Read coverage and NGx statistics have been calculated based on a genome size of 288 Mb.
P(rimary) and (A)lternate assembly values.
We identified a total of 1 misassembly on the alternate assembly and broke the corresponding join made by SALSA2, and closed a total of 4 gaps, per assembly. We further filtered out 2 contigs corresponding to mitochondrial contamination (1 per assembly). No further contigs were removed. The primary assembly has a BUSCO completeness score of 96.3% using the tetrapoda gene set, a per base quality (QV) of 60.4, a k-mer completeness of 97.2 and a frameshift indel QV of 46.6. The alternate assembly has a BUSCO completeness score of 91.2% using the tetrapoda gene set, a per base quality (QV) of 60.4, a k-mer completeness of 92.2 and a frameshift indel QV of 46.9. The Omni-C contact maps indicate that both assemblies are highly contiguous with some chromosome-length scaffolds (Fig. 2C and D). We have deposited scaffolds corresponding to both primary and alternate haplotype (see Table 2 and data availability for details).

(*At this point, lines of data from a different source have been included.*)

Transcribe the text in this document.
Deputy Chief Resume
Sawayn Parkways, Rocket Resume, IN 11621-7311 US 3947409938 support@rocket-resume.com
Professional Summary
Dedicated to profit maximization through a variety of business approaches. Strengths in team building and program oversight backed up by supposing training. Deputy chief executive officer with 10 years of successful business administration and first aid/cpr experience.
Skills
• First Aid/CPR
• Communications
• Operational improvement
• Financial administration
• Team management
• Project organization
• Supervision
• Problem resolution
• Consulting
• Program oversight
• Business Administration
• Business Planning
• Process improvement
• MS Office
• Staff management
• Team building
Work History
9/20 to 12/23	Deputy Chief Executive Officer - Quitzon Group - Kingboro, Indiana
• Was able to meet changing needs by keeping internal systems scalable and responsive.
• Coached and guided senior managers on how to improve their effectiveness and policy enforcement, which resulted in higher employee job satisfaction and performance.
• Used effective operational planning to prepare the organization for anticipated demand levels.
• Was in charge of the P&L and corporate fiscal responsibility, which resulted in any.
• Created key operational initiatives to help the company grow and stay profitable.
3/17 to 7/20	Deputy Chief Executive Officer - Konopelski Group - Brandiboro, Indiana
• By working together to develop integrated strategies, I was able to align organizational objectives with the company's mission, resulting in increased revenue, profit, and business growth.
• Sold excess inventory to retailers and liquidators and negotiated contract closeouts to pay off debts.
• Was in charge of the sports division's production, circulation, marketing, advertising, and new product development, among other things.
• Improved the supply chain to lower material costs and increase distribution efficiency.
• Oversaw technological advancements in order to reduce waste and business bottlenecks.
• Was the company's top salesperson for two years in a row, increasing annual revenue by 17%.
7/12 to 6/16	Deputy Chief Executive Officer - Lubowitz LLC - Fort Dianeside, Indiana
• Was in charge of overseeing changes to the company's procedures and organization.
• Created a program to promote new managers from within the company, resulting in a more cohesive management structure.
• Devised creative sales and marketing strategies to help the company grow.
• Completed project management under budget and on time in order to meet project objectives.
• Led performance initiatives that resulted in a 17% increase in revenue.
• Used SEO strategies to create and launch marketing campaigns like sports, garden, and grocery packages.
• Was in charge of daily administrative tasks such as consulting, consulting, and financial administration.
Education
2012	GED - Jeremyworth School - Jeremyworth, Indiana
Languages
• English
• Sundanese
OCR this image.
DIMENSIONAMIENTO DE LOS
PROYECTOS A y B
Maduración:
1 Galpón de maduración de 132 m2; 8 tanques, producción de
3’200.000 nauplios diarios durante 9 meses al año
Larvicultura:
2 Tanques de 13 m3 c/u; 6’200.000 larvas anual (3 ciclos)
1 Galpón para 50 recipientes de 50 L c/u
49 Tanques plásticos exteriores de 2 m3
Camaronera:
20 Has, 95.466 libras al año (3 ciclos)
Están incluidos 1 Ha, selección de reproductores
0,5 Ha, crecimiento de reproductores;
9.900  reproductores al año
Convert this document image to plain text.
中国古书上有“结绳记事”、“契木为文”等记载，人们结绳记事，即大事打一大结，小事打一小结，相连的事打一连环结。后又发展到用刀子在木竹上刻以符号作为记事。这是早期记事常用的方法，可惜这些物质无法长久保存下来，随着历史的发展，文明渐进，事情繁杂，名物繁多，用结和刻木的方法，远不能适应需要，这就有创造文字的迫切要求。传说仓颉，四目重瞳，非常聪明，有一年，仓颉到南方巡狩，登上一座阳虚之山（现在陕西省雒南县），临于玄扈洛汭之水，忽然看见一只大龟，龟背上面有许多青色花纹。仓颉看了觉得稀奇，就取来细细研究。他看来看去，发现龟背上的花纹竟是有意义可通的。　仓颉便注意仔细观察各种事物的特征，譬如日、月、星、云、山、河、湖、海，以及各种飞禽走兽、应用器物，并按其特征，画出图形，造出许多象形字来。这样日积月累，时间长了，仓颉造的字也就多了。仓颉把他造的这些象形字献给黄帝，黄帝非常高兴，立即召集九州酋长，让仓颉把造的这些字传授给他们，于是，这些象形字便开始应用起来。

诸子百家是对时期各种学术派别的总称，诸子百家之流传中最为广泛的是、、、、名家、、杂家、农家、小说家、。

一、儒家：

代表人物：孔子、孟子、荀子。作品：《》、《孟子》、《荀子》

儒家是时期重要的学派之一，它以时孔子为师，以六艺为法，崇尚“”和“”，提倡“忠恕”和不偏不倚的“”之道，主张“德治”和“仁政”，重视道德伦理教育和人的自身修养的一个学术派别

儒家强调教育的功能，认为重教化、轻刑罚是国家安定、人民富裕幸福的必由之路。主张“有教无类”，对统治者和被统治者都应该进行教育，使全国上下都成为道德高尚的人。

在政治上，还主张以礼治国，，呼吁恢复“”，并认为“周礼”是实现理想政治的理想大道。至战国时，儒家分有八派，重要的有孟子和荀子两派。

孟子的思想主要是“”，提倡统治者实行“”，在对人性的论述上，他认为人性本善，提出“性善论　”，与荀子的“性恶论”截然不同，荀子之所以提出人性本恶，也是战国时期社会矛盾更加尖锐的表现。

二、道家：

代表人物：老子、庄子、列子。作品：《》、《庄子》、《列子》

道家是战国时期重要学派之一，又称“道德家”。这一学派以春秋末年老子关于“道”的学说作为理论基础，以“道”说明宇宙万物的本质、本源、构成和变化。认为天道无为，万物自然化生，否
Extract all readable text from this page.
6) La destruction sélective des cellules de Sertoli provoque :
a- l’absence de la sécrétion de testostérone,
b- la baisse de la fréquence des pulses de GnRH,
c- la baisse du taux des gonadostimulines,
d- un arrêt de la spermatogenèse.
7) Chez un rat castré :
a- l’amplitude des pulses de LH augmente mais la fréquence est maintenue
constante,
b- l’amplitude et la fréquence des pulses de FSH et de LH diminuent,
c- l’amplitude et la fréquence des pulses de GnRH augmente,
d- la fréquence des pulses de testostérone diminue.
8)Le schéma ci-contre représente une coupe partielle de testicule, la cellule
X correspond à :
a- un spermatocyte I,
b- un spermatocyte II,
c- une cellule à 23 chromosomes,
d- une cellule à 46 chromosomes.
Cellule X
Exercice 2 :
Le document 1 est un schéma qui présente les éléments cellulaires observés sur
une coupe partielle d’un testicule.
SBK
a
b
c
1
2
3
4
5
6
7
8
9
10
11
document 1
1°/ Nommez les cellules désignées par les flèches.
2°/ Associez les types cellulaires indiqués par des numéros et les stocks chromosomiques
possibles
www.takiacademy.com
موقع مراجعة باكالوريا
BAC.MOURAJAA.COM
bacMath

We assembled a mitochondrial genome with MitoHiFi. The final mitochondrial genome size was 18,077 bp. The base composition of the final assembly version is A = 33.94%, C = 28.75%, G = 13.00%, T = 24.31%, and consists of 22 unique transfer RNAs and 13 protein coding genes.
Discussion
There are currently reference genomes from 38 species representing 7 families and the C. bottae bottae genome is the first for the Boidae family. Charina is a member is the sister group to all caenophidian snakes that comprise the majority of global species diversity and is an important radiation of the snake tree of life (Gauthier et al. 2012; Simões and Pyron 2021). The closest relative of Charina with an assembled genome is Python bivittatus (family Pythonidae, Castoe et al. 2011, 2013). The P. bivittatus genome has a contig N50 length of 10.7 kb and an N50 scaffold length of 207.5 kb, whereas C. bottae bottae has a contig and scaffold N50 of 37.3 and 97 Mb. At 1.76 Gb, the C. bottae bottae genome is about 20% larger than the P. bivittatus at 1.44Gb. These are the only 2 genomes from this diverse clade of snakes and will serve as an anchor for broader genomic comparisons across the phylogenetic breadth of macrostomatan (or the so-called “advanced”) snakes.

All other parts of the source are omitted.